As previously reported in the Daily Yonder, private landowners, environmentalists, energy companies, and government agencies worked cooperatively to negotiate an agreement that prevented the grouse from being listed under the Endangered Species Act (ESA). The sage grouse effort involves the Bureau of Land Management, U. S. Forest Service, U. S. Department of Agriculture, state agencies, private landowners, and numerous non-governmental partners. Listing the grouse as endangered would trigger a more stringent set of regulations that limit landowner and public agency choices and could trigger litigation.
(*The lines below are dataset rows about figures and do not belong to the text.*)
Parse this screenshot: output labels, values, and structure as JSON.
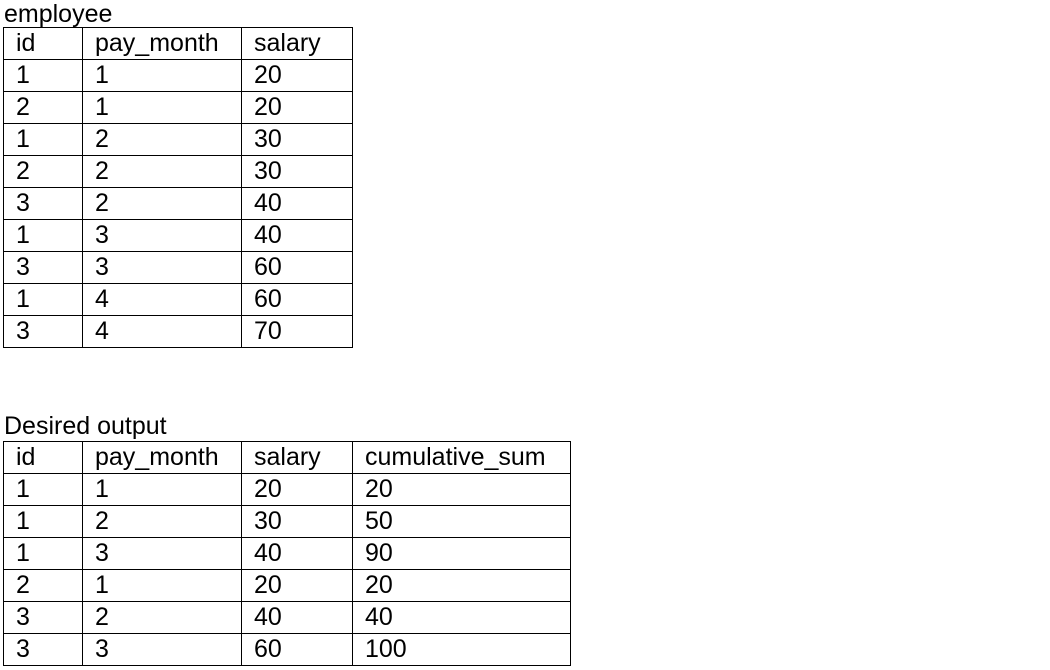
{
  "employee_table": {
    "caption": "employee",
    "columns": [
      "id",
      "pay_month",
      "salary"
    ],
    "rows": [
      [
        "1",
        "1",
        "20"
      ],
      [
        "2",
        "1",
        "20"
      ],
      [
        "1",
        "2",
        "30"
      ],
      [
        "2",
        "2",
        "30"
      ],
      [
        "3",
        "2",
        "40"
      ],
      [
        "1",
        "3",
        "40"
      ],
      [
        "3",
        "3",
        "60"
      ],
      [
        "1",
        "4",
        "60"
      ],
      [
        "3",
        "4",
        "70"
      ]
    ]
  },
  "output_table": {
    "caption": "Desired output",
    "columns": [
      "id",
      "pay_month",
      "salary",
      "cumulative_sum"
    ],
    "rows": [
      [
        "1",
        "1",
        "20",
        "20"
      ],
      [
        "1",
        "2",
        "30",
        "50"
      ],
      [
        "1",
        "3",
        "40",
        "90"
      ],
      [
        "2",
        "1",
        "20",
        "20"
      ],
      [
        "3",
        "2",
        "40",
        "40"
      ],
      [
        "3",
        "3",
        "60",
        "100"
      ]
    ]
  }
}
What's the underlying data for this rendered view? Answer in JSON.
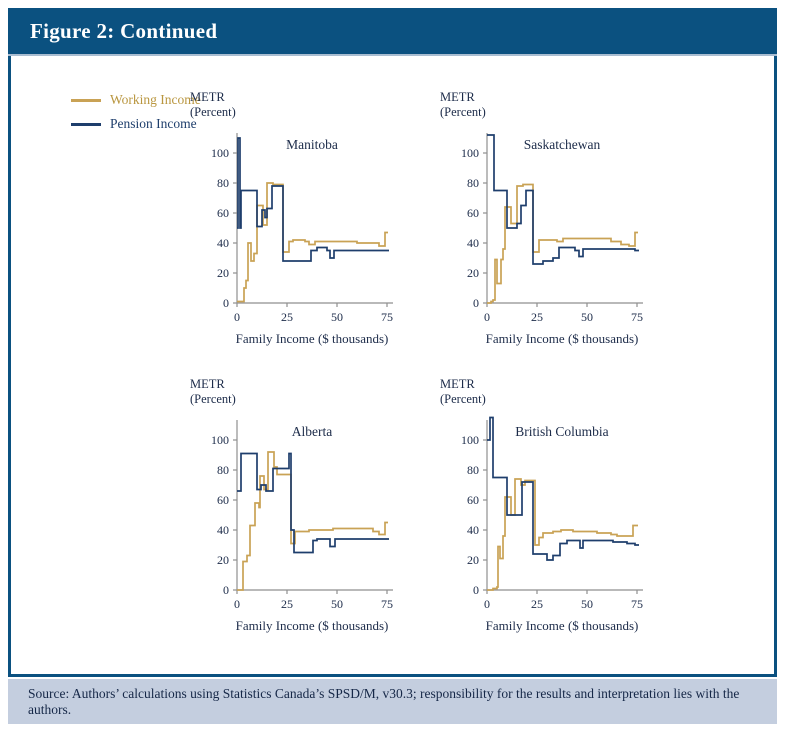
{
  "header": {
    "title": "Figure 2: Continued"
  },
  "legend": {
    "position": "top-left",
    "items": [
      {
        "label": "Working Income",
        "color": "#c9a255"
      },
      {
        "label": "Pension Income",
        "color": "#1e3e6c"
      }
    ]
  },
  "axis": {
    "metr_label": [
      "METR",
      "(Percent)"
    ],
    "xlabel": "Family Income ($ thousands)",
    "y_ticks": [
      0,
      20,
      40,
      60,
      80,
      100
    ],
    "x_ticks": [
      0,
      25,
      50,
      75
    ],
    "ylim": [
      0,
      112
    ],
    "xlim": [
      0,
      78
    ],
    "grid": false
  },
  "chart_data": [
    {
      "type": "line",
      "style": "step",
      "title": "Manitoba",
      "xlabel": "Family Income ($ thousands)",
      "ylabel": "METR (Percent)",
      "series": [
        {
          "name": "Working Income",
          "color": "#c9a255",
          "x_end": 75.5,
          "points": [
            [
              0,
              1
            ],
            [
              3.5,
              10
            ],
            [
              4.5,
              15
            ],
            [
              5.5,
              40
            ],
            [
              7,
              28
            ],
            [
              8.5,
              33
            ],
            [
              10,
              65
            ],
            [
              13,
              52
            ],
            [
              15,
              80
            ],
            [
              18,
              79
            ],
            [
              23,
              34
            ],
            [
              26,
              41
            ],
            [
              28,
              42
            ],
            [
              34,
              41
            ],
            [
              36,
              39
            ],
            [
              39,
              41
            ],
            [
              60,
              40
            ],
            [
              71,
              38
            ],
            [
              74,
              47
            ]
          ]
        },
        {
          "name": "Pension Income",
          "color": "#1e3e6c",
          "x_end": 76,
          "points": [
            [
              0,
              50
            ],
            [
              0.5,
              110
            ],
            [
              1.5,
              50
            ],
            [
              2,
              75
            ],
            [
              10,
              51
            ],
            [
              12.5,
              62
            ],
            [
              14,
              57
            ],
            [
              15,
              63
            ],
            [
              17.5,
              78
            ],
            [
              23,
              28
            ],
            [
              37,
              35
            ],
            [
              40,
              37
            ],
            [
              45,
              35
            ],
            [
              46.5,
              30
            ],
            [
              48.5,
              35
            ]
          ]
        }
      ]
    },
    {
      "type": "line",
      "style": "step",
      "title": "Saskatchewan",
      "xlabel": "Family Income ($ thousands)",
      "ylabel": "METR (Percent)",
      "series": [
        {
          "name": "Working Income",
          "color": "#c9a255",
          "x_end": 75.5,
          "points": [
            [
              0,
              0
            ],
            [
              2,
              1
            ],
            [
              3,
              2
            ],
            [
              4,
              29
            ],
            [
              5,
              13
            ],
            [
              7,
              29
            ],
            [
              8,
              36
            ],
            [
              9,
              64
            ],
            [
              12,
              53
            ],
            [
              15,
              78
            ],
            [
              18,
              79
            ],
            [
              23,
              34
            ],
            [
              26,
              42
            ],
            [
              35,
              41
            ],
            [
              38,
              43
            ],
            [
              62,
              41
            ],
            [
              67,
              39
            ],
            [
              71,
              38
            ],
            [
              74,
              47
            ]
          ]
        },
        {
          "name": "Pension Income",
          "color": "#1e3e6c",
          "x_end": 76,
          "points": [
            [
              0,
              112
            ],
            [
              3.5,
              75
            ],
            [
              10,
              50
            ],
            [
              15,
              53
            ],
            [
              17,
              65
            ],
            [
              19.5,
              75
            ],
            [
              23,
              26
            ],
            [
              28,
              28
            ],
            [
              33,
              30
            ],
            [
              36,
              37
            ],
            [
              44,
              35
            ],
            [
              46,
              31
            ],
            [
              48,
              36
            ],
            [
              74,
              35
            ]
          ]
        }
      ]
    },
    {
      "type": "line",
      "style": "step",
      "title": "Alberta",
      "xlabel": "Family Income ($ thousands)",
      "ylabel": "METR (Percent)",
      "series": [
        {
          "name": "Working Income",
          "color": "#c9a255",
          "x_end": 75.5,
          "points": [
            [
              0,
              0
            ],
            [
              3,
              19
            ],
            [
              5,
              23
            ],
            [
              6.5,
              43
            ],
            [
              9,
              58
            ],
            [
              11,
              55
            ],
            [
              11.5,
              76
            ],
            [
              13.5,
              67
            ],
            [
              15.5,
              92
            ],
            [
              18.5,
              82
            ],
            [
              20,
              77
            ],
            [
              27,
              31
            ],
            [
              29,
              39
            ],
            [
              36,
              40
            ],
            [
              48,
              41
            ],
            [
              68,
              39
            ],
            [
              71,
              37
            ],
            [
              74,
              45
            ]
          ]
        },
        {
          "name": "Pension Income",
          "color": "#1e3e6c",
          "x_end": 76,
          "points": [
            [
              0,
              66
            ],
            [
              2,
              91
            ],
            [
              10,
              67
            ],
            [
              12,
              70
            ],
            [
              14.5,
              66
            ],
            [
              18,
              81
            ],
            [
              26,
              91
            ],
            [
              27,
              40
            ],
            [
              28.5,
              25
            ],
            [
              38,
              33
            ],
            [
              40,
              34
            ],
            [
              46.5,
              29
            ],
            [
              49,
              34
            ]
          ]
        }
      ]
    },
    {
      "type": "line",
      "style": "step",
      "title": "British Columbia",
      "xlabel": "Family Income ($ thousands)",
      "ylabel": "METR (Percent)",
      "series": [
        {
          "name": "Working Income",
          "color": "#c9a255",
          "x_end": 75.5,
          "points": [
            [
              0,
              0
            ],
            [
              3,
              1
            ],
            [
              5,
              2
            ],
            [
              5.5,
              29
            ],
            [
              6.5,
              21
            ],
            [
              8,
              36
            ],
            [
              9,
              62
            ],
            [
              12,
              50
            ],
            [
              14,
              74
            ],
            [
              17,
              70
            ],
            [
              19,
              73
            ],
            [
              24,
              30
            ],
            [
              26,
              35
            ],
            [
              28,
              38
            ],
            [
              33,
              39
            ],
            [
              37,
              40
            ],
            [
              43,
              39
            ],
            [
              55,
              38
            ],
            [
              62,
              37
            ],
            [
              65,
              36
            ],
            [
              73,
              43
            ]
          ]
        },
        {
          "name": "Pension Income",
          "color": "#1e3e6c",
          "x_end": 76,
          "points": [
            [
              0,
              100
            ],
            [
              1.5,
              115
            ],
            [
              3,
              75
            ],
            [
              10,
              50
            ],
            [
              17.5,
              72
            ],
            [
              23,
              24
            ],
            [
              30,
              20
            ],
            [
              33,
              23
            ],
            [
              36.5,
              31
            ],
            [
              40,
              33
            ],
            [
              46.5,
              28
            ],
            [
              48,
              33
            ],
            [
              63,
              32
            ],
            [
              70,
              31
            ],
            [
              74,
              30
            ]
          ]
        }
      ]
    }
  ],
  "source": {
    "text": "Source: Authors’ calculations using Statistics Canada’s SPSD/M, v30.3; responsibility for the results and interpretation lies with the authors."
  },
  "colors": {
    "header_bg": "#0b5180",
    "border": "#0b5180",
    "separator": "#a9bdd1",
    "source_bg": "#c4cedf",
    "source_text": "#152747",
    "axis": "#8f8f8f",
    "chart_text": "#1c2b49",
    "working": "#c9a255",
    "pension": "#1e3e6c"
  }
}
The sagebrush steppe is a broad region of the Intermountain West characterized by broad open grasslands, cattle ranches and wildlife habitat. Sage grouse currently reside in 186 million acres in parts of Washington, Oregon, California, Nevada, Idaho, Montana, Wyoming, Colorado, Utah, South Dakota, and North Dakota, as well as the Canadian provinces of Alberta and Saskatchewan. Three-quarters of the grouse inhabit just 27% of the area. Sage grouse conservation efforts focus on the riparian habitat that is most important to the species, as well as to preserving access to sagebrush for grouse diet.
Earlier this summer, BHA released a report saying the previously negotiated cooperative management plan does not place many restrictions on energy development.
“Energy development is an appropriate and necessary use of our public lands, particularly in the West, yet it must be pursued responsibly and in the right places,” BHA Conservation Director John Gale wrote in a statement. “Our report shows that the vast majority of greater sage grouse habitat is ill-suited to energy development of any kind, now or in the future – and that more than three-quarters of areas potentially suited to energy production located outside areas important to sage grouse.”
BHA also released a poll last month documenting strong, bipartisan support for existing sage grouse management plans by voters in Western counties with sage grouse management plans. More than half of voters polled – including 56 percent of hunters and sportsmen – in Montana, Wyoming, Utah, Colorado, Nevada and Idaho, support the sage grouse conservation efforts.
The increase in allowing oil and gas exploration on public land has resulted in litigation in Nevada, where the Sierra Club and Center for Biological Diversity recently announced a suit. Similar litigation could occur throughout the sagebrush region.